The problem comes from the negative value returned by "state". The original code is as below:
[gradients,loss,state] = dlfeval(@networkGradients,X,gtBox,gtClass,gtMask,dlnet,params);
dlnet.State = state;
Replace the last line (dlnet.State = state;) with the followings to ensure that all values assigned to "dlnet.State" are positive.

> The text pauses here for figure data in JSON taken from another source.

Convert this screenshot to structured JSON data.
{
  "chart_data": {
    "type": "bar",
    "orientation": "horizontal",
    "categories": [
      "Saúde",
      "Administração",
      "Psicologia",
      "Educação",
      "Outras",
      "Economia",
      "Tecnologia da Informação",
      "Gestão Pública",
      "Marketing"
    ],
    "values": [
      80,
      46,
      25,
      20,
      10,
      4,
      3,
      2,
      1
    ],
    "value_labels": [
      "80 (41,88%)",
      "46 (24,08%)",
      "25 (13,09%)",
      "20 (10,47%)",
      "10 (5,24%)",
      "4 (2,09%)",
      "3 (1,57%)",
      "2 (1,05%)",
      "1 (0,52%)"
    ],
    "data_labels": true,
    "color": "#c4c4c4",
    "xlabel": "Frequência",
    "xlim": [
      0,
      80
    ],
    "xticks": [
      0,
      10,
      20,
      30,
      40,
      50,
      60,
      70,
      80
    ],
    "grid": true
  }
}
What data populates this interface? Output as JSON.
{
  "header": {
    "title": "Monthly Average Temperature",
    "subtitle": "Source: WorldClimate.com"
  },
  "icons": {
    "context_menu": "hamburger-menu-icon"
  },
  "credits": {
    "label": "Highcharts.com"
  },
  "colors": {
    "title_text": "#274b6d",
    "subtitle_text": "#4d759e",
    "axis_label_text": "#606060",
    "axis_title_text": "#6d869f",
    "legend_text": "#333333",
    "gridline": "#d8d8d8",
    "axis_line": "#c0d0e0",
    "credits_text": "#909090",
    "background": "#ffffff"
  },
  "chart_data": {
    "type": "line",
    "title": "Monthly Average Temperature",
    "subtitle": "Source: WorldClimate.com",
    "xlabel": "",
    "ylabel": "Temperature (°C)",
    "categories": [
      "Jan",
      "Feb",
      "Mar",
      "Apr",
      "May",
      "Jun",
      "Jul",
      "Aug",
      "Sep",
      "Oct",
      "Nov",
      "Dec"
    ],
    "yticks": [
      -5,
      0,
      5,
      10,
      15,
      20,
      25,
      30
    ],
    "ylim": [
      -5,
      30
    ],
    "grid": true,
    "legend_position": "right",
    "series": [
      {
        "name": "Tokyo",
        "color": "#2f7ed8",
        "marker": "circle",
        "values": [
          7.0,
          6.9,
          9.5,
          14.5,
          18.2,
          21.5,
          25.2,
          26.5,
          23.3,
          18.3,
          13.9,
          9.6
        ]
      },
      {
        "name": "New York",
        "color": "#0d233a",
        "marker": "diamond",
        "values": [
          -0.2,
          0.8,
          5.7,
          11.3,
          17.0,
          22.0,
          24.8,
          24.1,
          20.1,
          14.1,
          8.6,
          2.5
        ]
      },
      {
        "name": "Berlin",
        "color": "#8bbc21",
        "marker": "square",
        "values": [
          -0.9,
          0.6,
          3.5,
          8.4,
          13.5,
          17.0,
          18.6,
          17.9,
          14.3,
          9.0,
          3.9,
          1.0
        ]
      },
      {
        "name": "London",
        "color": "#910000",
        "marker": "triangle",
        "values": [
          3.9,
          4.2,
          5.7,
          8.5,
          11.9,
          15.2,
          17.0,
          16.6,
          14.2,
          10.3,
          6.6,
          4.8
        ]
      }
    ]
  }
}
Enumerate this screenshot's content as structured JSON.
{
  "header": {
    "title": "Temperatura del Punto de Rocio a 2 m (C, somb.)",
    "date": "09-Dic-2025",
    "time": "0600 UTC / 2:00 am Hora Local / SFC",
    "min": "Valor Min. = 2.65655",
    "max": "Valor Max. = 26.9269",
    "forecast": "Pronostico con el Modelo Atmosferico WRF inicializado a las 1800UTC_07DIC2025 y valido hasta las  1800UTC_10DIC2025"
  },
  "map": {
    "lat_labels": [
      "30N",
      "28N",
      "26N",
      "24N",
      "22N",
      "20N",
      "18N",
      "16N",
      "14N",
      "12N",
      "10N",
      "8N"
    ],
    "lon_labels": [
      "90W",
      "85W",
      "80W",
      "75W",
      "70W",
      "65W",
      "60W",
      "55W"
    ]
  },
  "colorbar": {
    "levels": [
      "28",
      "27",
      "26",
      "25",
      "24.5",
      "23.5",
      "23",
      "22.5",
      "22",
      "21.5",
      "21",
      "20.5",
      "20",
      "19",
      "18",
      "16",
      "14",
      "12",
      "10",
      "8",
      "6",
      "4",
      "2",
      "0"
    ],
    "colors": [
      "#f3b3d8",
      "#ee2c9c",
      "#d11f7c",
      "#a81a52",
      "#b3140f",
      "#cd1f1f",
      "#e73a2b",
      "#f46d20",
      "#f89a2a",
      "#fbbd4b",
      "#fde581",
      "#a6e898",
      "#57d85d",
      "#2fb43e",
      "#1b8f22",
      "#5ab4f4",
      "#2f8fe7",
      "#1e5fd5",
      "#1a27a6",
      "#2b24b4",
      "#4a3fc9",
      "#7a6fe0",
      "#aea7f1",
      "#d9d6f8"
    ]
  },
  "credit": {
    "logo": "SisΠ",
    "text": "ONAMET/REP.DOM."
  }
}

idx = dlnet.State.Parameter == "TrainedVariance";
boundAwayFromZero = @(X) max(X, eps('single'));
dlnet.State(idx,:) = dlupdate(boundAwayFromZero, dlnet.State(idx,:));
This will make the code work then.
But then I am now facing another problem. The training process takes so much time (days), probably because the network is really huge. I thought my GPU should be good enough but it turns out that even setting the mini-batch size to 2 requires more memory on GPU than what I have. For now, only cpu is capable of performing such computation.
My GPU is as follows:
Name: 'GeForce GTX 1080'
Index: 1
ComputeCapability: '6.1'
SupportsDouble: 1
DriverVersion: 11.2000
ToolkitVersion: 11
MaxThreadsPerBlock: 1024
MaxShmemPerBlock: 49152
MaxThreadBlockSize: [1024 1024 64]
MaxGridSize: [2.1475e+09 65535 65535]
SIMDWidth: 32
TotalMemory: 8.5899e+09
AvailableMemory: 7.4505e+09
MultiprocessorCount: 20
ClockRateKHz: 1771000
ComputeMode: 'Default'
GPUOverlapsTransfers: 1
KernelExecutionTimeout: 1
Hope this information helps those who want to train their own mask R-CNN on MATLAB.